そこで、Rで以下のようなコードでこの実験を行ってみる。
# サイコロを100回振ったときの目の平均を求める実験を10000回繰り返す par(mfrow=c(1,2)) ## 元のデータの分布 sai.data <- sample(6,100, replace=TRUE) hist(sai.data) ## 平均の分布 sai.means <- sapply(c(1:10000), function(x) {mean(floor(runif(100, 1, 7)))} ) hist(sai.means)
これによって、以下のヒストグラムが得られる。
左の図のsai.dataはサイコロを100回振ったときのヒストグラムを表す。1/6のランダムだが、多少の隔たりは毎回起こりうる。これは当然正規分布ではない。
一方、右の図のsai.meansは100回サイコロを振った平均値を10,000回求め、それぞれの平均値のヒストグラムを書くと、確かに約3.5を中心とした正規分布になっている!
ちなみに3.5という値は1回のサイコロを振ったときの目の期待値に一致している。
歪んだコインの表・裏の回数の平均値
続いて、割合が一様でない例で考えるために、歪んだコインを投げて表・裏が出る回数について考えてみる。このコインは表が出る確率が1/3, 裏が出る確率が2/3とする。
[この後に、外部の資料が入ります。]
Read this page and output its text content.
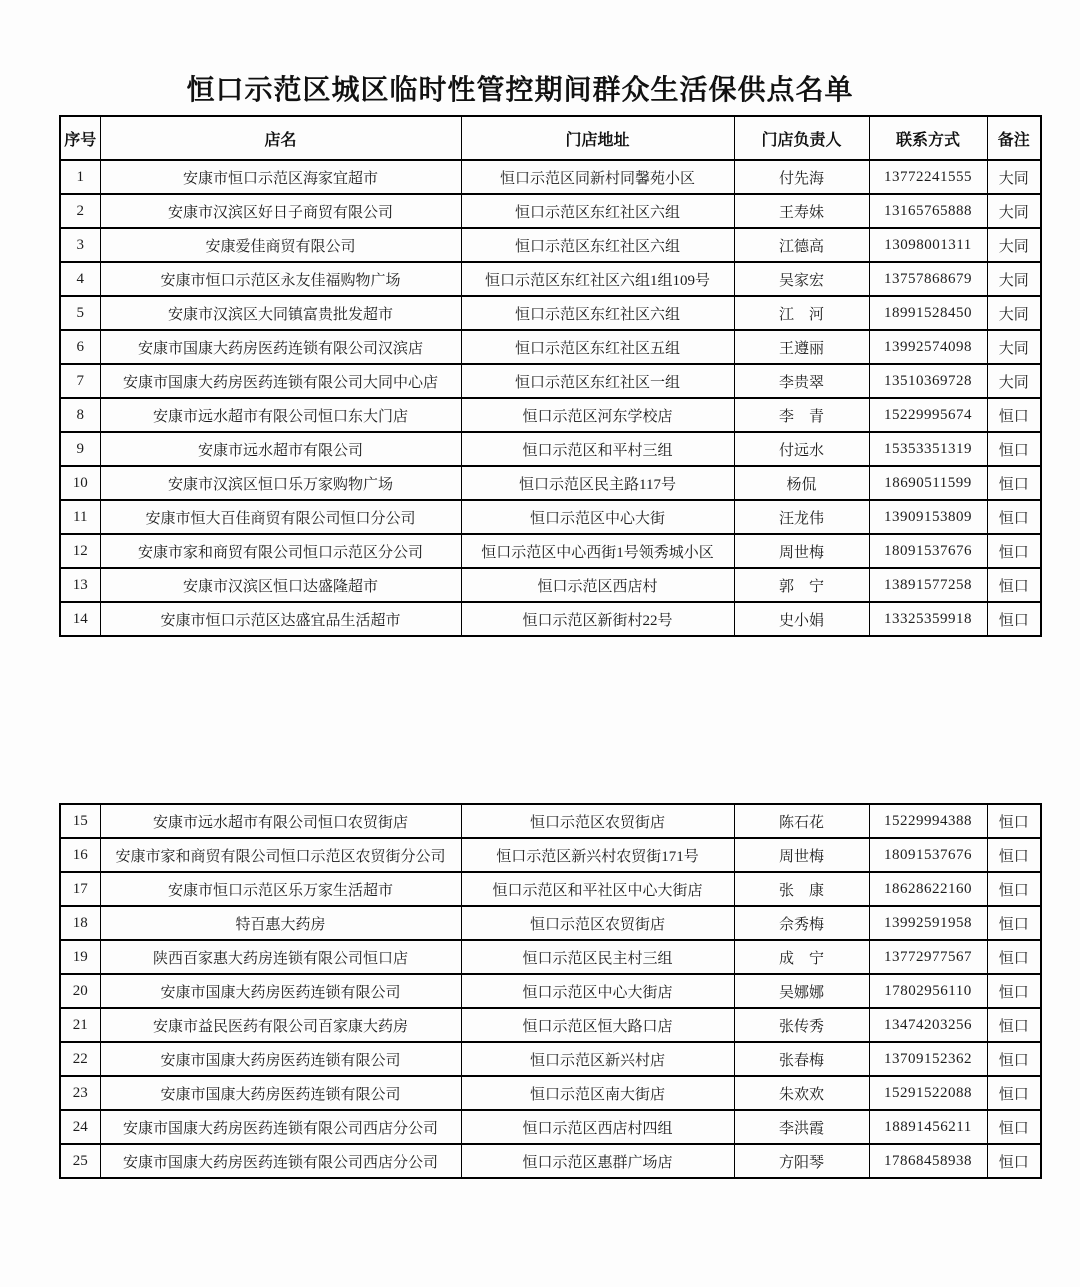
恒口示范区城区临时性管控期间群众生活保供点名单
序号	店名	门店地址	门店负责人	联系方式	备注
1	安康市恒口示范区海家宜超市	恒口示范区同新村同馨苑小区	付先海	13772241555	大同
2	安康市汉滨区好日子商贸有限公司	恒口示范区东红社区六组	王寿妹	13165765888	大同
3	安康爱佳商贸有限公司	恒口示范区东红社区六组	江德高	13098001311	大同
4	安康市恒口示范区永友佳福购物广场	恒口示范区东红社区六组1组109号	吴家宏	13757868679	大同
5	安康市汉滨区大同镇富贵批发超市	恒口示范区东红社区六组	江　河	18991528450	大同
6	安康市国康大药房医药连锁有限公司汉滨店	恒口示范区东红社区五组	王遵丽	13992574098	大同
7	安康市国康大药房医药连锁有限公司大同中心店	恒口示范区东红社区一组	李贵翠	13510369728	大同
8	安康市远水超市有限公司恒口东大门店	恒口示范区河东学校店	李　青	15229995674	恒口
9	安康市远水超市有限公司	恒口示范区和平村三组	付远水	15353351319	恒口
10	安康市汉滨区恒口乐万家购物广场	恒口示范区民主路117号	杨侃	18690511599	恒口
11	安康市恒大百佳商贸有限公司恒口分公司	恒口示范区中心大街	汪龙伟	13909153809	恒口
12	安康市家和商贸有限公司恒口示范区分公司	恒口示范区中心西街1号领秀城小区	周世梅	18091537676	恒口
13	安康市汉滨区恒口达盛隆超市	恒口示范区西店村	郭　宁	13891577258	恒口
14	安康市恒口示范区达盛宜品生活超市	恒口示范区新街村22号	史小娟	13325359918	恒口
15	安康市远水超市有限公司恒口农贸街店	恒口示范区农贸街店	陈石花	15229994388	恒口
16	安康市家和商贸有限公司恒口示范区农贸街分公司	恒口示范区新兴村农贸街171号	周世梅	18091537676	恒口
17	安康市恒口示范区乐万家生活超市	恒口示范区和平社区中心大街店	张　康	18628622160	恒口
18	特百惠大药房	恒口示范区农贸街店	佘秀梅	13992591958	恒口
19	陕西百家惠大药房连锁有限公司恒口店	恒口示范区民主村三组	成　宁	13772977567	恒口
20	安康市国康大药房医药连锁有限公司	恒口示范区中心大街店	吴娜娜	17802956110	恒口
21	安康市益民医药有限公司百家康大药房	恒口示范区恒大路口店	张传秀	13474203256	恒口
22	安康市国康大药房医药连锁有限公司	恒口示范区新兴村店	张春梅	13709152362	恒口
23	安康市国康大药房医药连锁有限公司	恒口示范区南大街店	朱欢欢	15291522088	恒口
24	安康市国康大药房医药连锁有限公司西店分公司	恒口示范区西店村四组	李洪霞	18891456211	恒口
25	安康市国康大药房医药连锁有限公司西店分公司	恒口示范区惠群广场店	方阳琴	17868458938	恒口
このコインを100回投げて表が出る回数と裏が出る回数をそれぞれカウントする、という操作を10,000回繰り返し、やはり表が出る回数の平均と、裏が出る回数の平均をそれぞれヒストグラムで描画してみる。
Rの実装は以下の通り。
# 表が2/3、裏が1/3の確率で出るコインを100回投げたときの # 表、裏それぞれの出た回数の平均を求める実験を10000回繰り返す par(mfrow=c(1,2)) # n回コインを投げ、その結果の表を返す flip_coin <- function(n) { table(sample(c("表","裏"), n, prob=c(2:1), replace=TRUE)) } # データの分布 coin.data <- flip_coin(100) coin.data # 平均の分布 coin.dataset <- sapply(c(1:10000), function(x) {flip_coin(100)} ) coin.means.omote <- coin.dataset["表",] coin.means.ura <- coin.dataset["裏",] hist(coin.means.omote) hist(coin.means.ura)
このコードを実行する。途中、データ分布を1度だけ表示しているが、これは以下のような結果となる。
> coin.data 表 裏 65 35
このことから、確かに表と裏がだいたい2:1の割合となっていることが分かる。
さらにヒストグラムは以下のようになる。
左のヒストグラムが表の出た回数、右のヒストグラムが裏の出た回数となる。
これは中心の位置が割合に応じてずれているものの、形状自体はほぼ正規分布と言える!
まとめ
中心極限定理は、元データの分布に関わらず、そこからサンプリングしたデータを平均するという操作を十分に繰り返すと正規分布が得られるというものだが、今回はそれをサイコロ、コインという身近な例で確かめた。
統計は身近なデータで実験ができるが、数学的に抽象的な説明ばかりだといまいち納得感が得られないこともあるが、Rでさくっと手元で動かしてみるとその意味がよく理解できた。